By Debbie Gregory.
Of the hundreds of thousands veterans who file disability claims each year, approximately 10% of them will appeal the decision made on their claim, either because they disagree with the decision, don’t understand it, or are simply exercising their right to do so.
A large percentage of appeals are filed by veterans who are already receiving VA disability compensation, but are seeking either a higher level of compensation or payment from an earlier effective date.
This has caused veterans who are in the appeal process waiting an average of five years for their decision.
VA officials have repeatedly said that without changes in the law governing how often veterans can restart the appeals process, they can only make small improvements.
There are nearly half a million pending appeals cases. In an effort to fix this clearly broken process, members of the House Veterans’ Affairs Committee have debated draft legislation to overhaul the process.
“VA’s current appeals system is slow, cumbersome and just doesn’t serve veterans well,” said Phil Roe, (R-TN). “We have to do better … Congress has to make some changes to give VA the tools it needs to ensure that veterans receive a fair and timely decision on their appeals.”

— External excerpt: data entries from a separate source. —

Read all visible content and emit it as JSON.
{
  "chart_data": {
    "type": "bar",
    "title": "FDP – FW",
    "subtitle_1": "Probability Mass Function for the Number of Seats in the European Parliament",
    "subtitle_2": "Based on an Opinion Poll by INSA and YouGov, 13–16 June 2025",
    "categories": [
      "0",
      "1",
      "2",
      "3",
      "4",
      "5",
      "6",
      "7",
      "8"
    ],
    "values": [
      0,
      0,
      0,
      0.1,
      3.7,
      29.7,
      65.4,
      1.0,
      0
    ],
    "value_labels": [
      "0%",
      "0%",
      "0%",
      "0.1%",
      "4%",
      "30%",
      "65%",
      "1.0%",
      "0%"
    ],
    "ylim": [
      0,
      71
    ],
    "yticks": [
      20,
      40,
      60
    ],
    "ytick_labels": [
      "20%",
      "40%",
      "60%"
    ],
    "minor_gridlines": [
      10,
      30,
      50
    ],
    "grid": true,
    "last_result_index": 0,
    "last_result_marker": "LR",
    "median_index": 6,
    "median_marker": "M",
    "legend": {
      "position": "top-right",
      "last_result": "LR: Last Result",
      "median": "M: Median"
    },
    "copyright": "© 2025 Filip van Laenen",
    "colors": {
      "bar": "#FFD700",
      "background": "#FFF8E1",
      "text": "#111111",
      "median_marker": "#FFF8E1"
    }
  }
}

New options on how veterans could have their cases appealed include waiving the chance to submit new evidence or official hearings in favor of quicker resolutions, or retaining those rights, but facing stricter timelines for submissions and responses. The Open Record, which allows veterans to add evidence at any time in the process to provide extra clarity or strength to their case, seems like a great idea, but if the veteran does submit new evidence, the claims review process starts all over again.
But the Vietnam Veterans of America released a statement calling the proposed legislation problematic, saying it “ignores the need for legal precedent in the VA claims process, limits due process protections, and compromises the non-adversarial, pro-veteran claims system at the convenience of VA.”